Shock Labyrinth 3-D Review
While Hollywood has been going crazy for the most advanced forms of 3-D it can find to add another dimension (and not to mention an inflated price) to moviegoers, it might come as a surprise that the first Japanese horror Shock Labyrinth is presented in the old red and blue style rather any kind of new age 3-D. Shot by Takashi Shimizu, the writer-director of Ju-On/The Grudge franchise, he presents his latest spooky project in 3-D which is never jaw-dropping but does up the tension at key moments.
Shimizu’s horror subject for Shock Labyrinth 3-D is based on the world’s largest walk-through ‘haunted house’ – The Haunted Hospital at the world famous Fuji-Q Highland theme park. A small group of children venture into the attraction out-of-hours but their innocent escapades take a sinister twist when one of them, Yuki, mysteriously disappears seemingly by being pulled down a corridor into the darkness. Here Shimizu provides an example of why he’s been held up as a horror master: the sight of Yuki being engulfed by the shadows is striking, and will creep you out everytime it is replayed in the film as the narrative switches between past and present.

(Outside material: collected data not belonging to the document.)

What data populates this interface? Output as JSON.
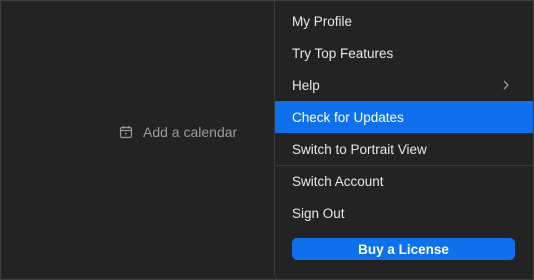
{
  "calendar_panel": {
    "add_calendar_label": "Add a calendar",
    "icon": "calendar-icon"
  },
  "menu": {
    "items": [
      {
        "label": "My Profile"
      },
      {
        "label": "Try Top Features"
      },
      {
        "label": "Help",
        "icon": "chevron-right-icon"
      },
      {
        "label": "Check for Updates",
        "active": true
      },
      {
        "label": "Switch to Portrait View"
      },
      {
        "label": "Switch Account"
      },
      {
        "label": "Sign Out"
      }
    ],
    "buy_button_label": "Buy a License"
  },
  "colors": {
    "background": "#262626",
    "menu_background": "#232323",
    "accent": "#0e71eb",
    "text": "#e8e8e8",
    "muted_text": "#9a9a9a"
  }
}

Fast forwarding 10 years to the present, Yuki reappears and is reunited with her friends. But when she collapses the only place they can find suitable to treat her is at a hospital which looks eerily similar to The Haunted Hospital Yuki was first lost in. As events start to resemble that of the night Yuki first went missing, Shock Labyrinth comes into its own with disturbing images and images of the past merging with those of the present. Shock Labyrinth then offers up an unsettling battle for the teenagers to survive the hospital without the ghostly presences killing them which drives up the tension thanks to an equally unsettling soundtrack.
The 3-D works in places – the falling of rain and fluff over the screen looks effective and adds depth to the picture, however there’s very little else to make use of the format, and the red and blue haze you’re forced to watch through is distracting. Thankfully the DVD comes with both 2-D and 3-D variants so you don’t have to watch the oddly-shaded version but it is worth a look. After that, still to the 2-D as it packs much more a haunting punch.